Wild Horse Island
Trip Leader: Julie Kahl
Participants: Steve Schombel, Dave Robertson, Maria Cassidy, Becky & Gary Jones, David Kahl.
The plan was to have everybody to the Big Arm Boat Rentals (look for the teepees) by 10:30 for our 11:AM -4:PM shuttle (cost $40 per person), for what promised be a perfect hiking day, mostly cloudy, in the high 60’s to low 70’s (21.11c). The sun peeked out occasionally and we only got a few splatters of rain. As we rode out in the shuttle boat I scoped out the three prominent points that form the Islands highlands, the kid driving the boat said the left most, or north point was the highest, and it looked to be. He also said there were still five wild horses on the island. The shuttle takes about 1/2 hr. without a stiff wind.
Dropped off at Seiko Bay on the north side of the island, (this is a MT State Park fee area, no charge for state residents, $4 for non-residents) we hiked up about 1/2 mile/8.8k to a saddle, past the only outhouse in the park. There by the remains of a house and a barn we had lunch, and left there to follow a trail around 12:30. By the time we reached the old buildings we had already seen deer and big horn sheep. The five wild horses were below us by a corral, with some people among them. Not sure if they were fellow hikers or someone from FW&P working with them.
From the saddle we followed the trail up another hill to a trail junction. Here the differences between mine and David’s OnX chips in our GPS’s showed up, mine showed no trails, David’s showed two developed loop trails. One that went down a gully to Eagle Cove on the east shore of the island, that loops back to Seiko Bay on the lake shore, and one that looped a little further south, then went down in to gully on the south below us, rejoining the trails at the old building. What we could see was a user trail going steeply up the flank of the north point a few yards away. We went up it to find ourselves on a nob below the north point, and the trail pretty much disappears. We could see a second user trail on the north point to our right, but we had to drop down into a gully to get to it. It was longer and just as steep as the first trail, but brought us to the top of the north point, amidst a heard of big horn sheep rams. We were at 3660 ft./1115.57m, a nob to out left looked higher, the GPS said 3680 ft./1121.66m Dave R. Maria and I walked over to it giving as wide a berth to the rams as we could. We took summit photos then went back by the others, for a rest and some snacks. But we kept commenting that another point about 1/2 mile/0.8k mile along the ridge looked higher. Steve kept saying he had seen a 3700 ft./1127.67m point on the map on the kiosk by the boat launch. Sometimes when your are up high by several prominences of close to equal hight, the distant one looks higher, until you actually climb it and see that the first one was the higher, so had we had missed our mark by 20 ft./6.1m? There was no discernible trail from here. It was 1:30 when we started back down with 1 1/2 hours to get back to the bay. We split up at that time as most of us wanted to find a better way to get down than go down the steep trail we had come up. We all made it back to the boat landing by quarter to 4. Sure enough there was a 3700 ft./1127.76m point on the map, about 1/2 mile/0.8k over. We discussed if a 20ft/6.1m loss was worth coming back for. For some of us it was, for some not. But everyone thought any excuse to come back to the island was a good one.

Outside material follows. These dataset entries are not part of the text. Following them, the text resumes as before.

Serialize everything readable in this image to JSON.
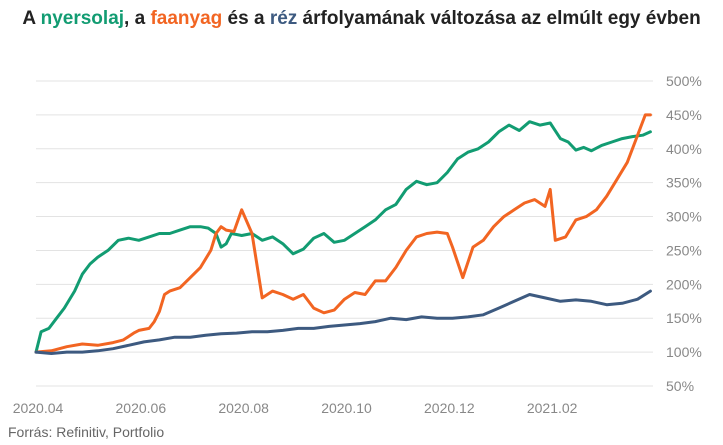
{
  "title": {
    "p1": "A ",
    "s1": "nyersolaj",
    "p2": ", a ",
    "s2": "faanyag",
    "p3": " és a ",
    "s3": "réz",
    "p4": " árfolyamának változása az elmúlt egy évben"
  },
  "source": "Forrás: Refinitiv, Portfolio",
  "chart_data": {
    "type": "line",
    "yticks": [
      "500%",
      "450%",
      "400%",
      "350%",
      "300%",
      "250%",
      "200%",
      "150%",
      "100%",
      "50%"
    ],
    "xticks": [
      "2020.04",
      "2020.06",
      "2020.08",
      "2020.10",
      "2020.12",
      "2021.02"
    ],
    "ylim": [
      50,
      500
    ],
    "xlim": [
      0,
      12
    ],
    "grid": true,
    "series": [
      {
        "name": "nyersolaj",
        "color": "#129c72",
        "x": [
          0,
          0.1,
          0.25,
          0.4,
          0.55,
          0.75,
          0.9,
          1.05,
          1.2,
          1.4,
          1.6,
          1.8,
          2.0,
          2.2,
          2.4,
          2.6,
          2.8,
          3.0,
          3.2,
          3.35,
          3.5,
          3.6,
          3.7,
          3.8,
          4.0,
          4.2,
          4.4,
          4.6,
          4.8,
          5.0,
          5.2,
          5.4,
          5.6,
          5.8,
          6.0,
          6.2,
          6.4,
          6.6,
          6.8,
          7.0,
          7.2,
          7.4,
          7.6,
          7.8,
          8.0,
          8.2,
          8.4,
          8.6,
          8.8,
          9.0,
          9.2,
          9.4,
          9.6,
          9.8,
          10.0,
          10.2,
          10.35,
          10.5,
          10.65,
          10.8,
          11.0,
          11.2,
          11.4,
          11.6,
          11.8,
          11.95
        ],
        "values": [
          100,
          130,
          135,
          150,
          165,
          190,
          215,
          230,
          240,
          250,
          265,
          268,
          265,
          270,
          275,
          275,
          280,
          285,
          285,
          283,
          275,
          255,
          260,
          275,
          272,
          275,
          265,
          270,
          260,
          245,
          252,
          268,
          275,
          262,
          265,
          275,
          285,
          295,
          310,
          318,
          340,
          352,
          347,
          350,
          365,
          385,
          395,
          400,
          410,
          425,
          435,
          427,
          440,
          435,
          438,
          415,
          410,
          398,
          402,
          397,
          405,
          410,
          415,
          418,
          420,
          425
        ]
      },
      {
        "name": "faanyag",
        "color": "#f26522",
        "x": [
          0,
          0.3,
          0.6,
          0.9,
          1.2,
          1.5,
          1.7,
          1.9,
          2.0,
          2.2,
          2.3,
          2.4,
          2.5,
          2.6,
          2.8,
          3.0,
          3.2,
          3.4,
          3.5,
          3.6,
          3.7,
          3.85,
          4.0,
          4.2,
          4.4,
          4.6,
          4.8,
          5.0,
          5.2,
          5.4,
          5.6,
          5.8,
          6.0,
          6.2,
          6.4,
          6.6,
          6.8,
          7.0,
          7.2,
          7.4,
          7.6,
          7.8,
          8.0,
          8.1,
          8.3,
          8.5,
          8.7,
          8.9,
          9.1,
          9.3,
          9.5,
          9.7,
          9.9,
          10.0,
          10.1,
          10.3,
          10.5,
          10.7,
          10.9,
          11.1,
          11.3,
          11.5,
          11.7,
          11.85,
          11.95
        ],
        "values": [
          100,
          102,
          108,
          112,
          110,
          114,
          118,
          128,
          132,
          135,
          145,
          160,
          185,
          190,
          195,
          210,
          225,
          250,
          275,
          285,
          280,
          278,
          310,
          275,
          180,
          190,
          185,
          178,
          185,
          165,
          158,
          162,
          178,
          188,
          185,
          205,
          205,
          225,
          250,
          270,
          275,
          277,
          275,
          255,
          210,
          255,
          265,
          285,
          300,
          310,
          320,
          325,
          315,
          340,
          265,
          270,
          295,
          300,
          310,
          330,
          355,
          380,
          420,
          450,
          450
        ]
      },
      {
        "name": "réz",
        "color": "#3d5a80",
        "x": [
          0,
          0.3,
          0.6,
          0.9,
          1.2,
          1.5,
          1.8,
          2.1,
          2.4,
          2.7,
          3.0,
          3.3,
          3.6,
          3.9,
          4.2,
          4.5,
          4.8,
          5.1,
          5.4,
          5.7,
          6.0,
          6.3,
          6.6,
          6.9,
          7.2,
          7.5,
          7.8,
          8.1,
          8.4,
          8.7,
          9.0,
          9.3,
          9.6,
          9.9,
          10.2,
          10.5,
          10.8,
          11.1,
          11.4,
          11.7,
          11.95
        ],
        "values": [
          100,
          98,
          100,
          100,
          102,
          105,
          110,
          115,
          118,
          122,
          122,
          125,
          127,
          128,
          130,
          130,
          132,
          135,
          135,
          138,
          140,
          142,
          145,
          150,
          148,
          152,
          150,
          150,
          152,
          155,
          165,
          175,
          185,
          180,
          175,
          177,
          175,
          170,
          172,
          178,
          190
        ]
      }
    ]
  }
}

A stiff wind had come up and the water had white caps, everyone caught spray at some time, and the trip back took a bit longer. Looking back at the Island’s three points, I saw now what we hadn’t seen on the way in. Wrapped around behind the three points was a shallow ridge. The high point was on that ridge between the north and center points. The locals recommended us going to Pete’s Lake Front Bar and Grill for dinner. It was more bar than grill, unless you sat on the deck, it was cold and raining. It was noisy but the food was passable and we had a nice dinner before returning to Missoula, it rained all the way back.
Later I sat down with both GPS’s to scope things out. From our high point we would have had to drop down around 100 ft/30.48m to get on the wraparound ridge, in the 3560 ft/1085.09 range. Knowing to just climb the north point to the 3500 ft/1066.8m level and go around it to the ridge would have been helpful. There may have been user trails up some intervening points to come up on the ridge closer but we couldn’t see any, and all of the gullies were topped by rock out croppings and cliffs. Maybe this was the best way. Anyway, we would probably have needed another hour’s worth of on-island time. My GPS showed the high point to be 3720ft/1133.86m, David’s GPS said 3740ft/1139.95m, so now we don’t even know how much we missed the high point by. Next time.
My GPS said we did about 4 miles/6.44k, with a lake shore elevation of 2900ft/883.92m we did 780ft/237.74m of elevation gain, not including our side trip.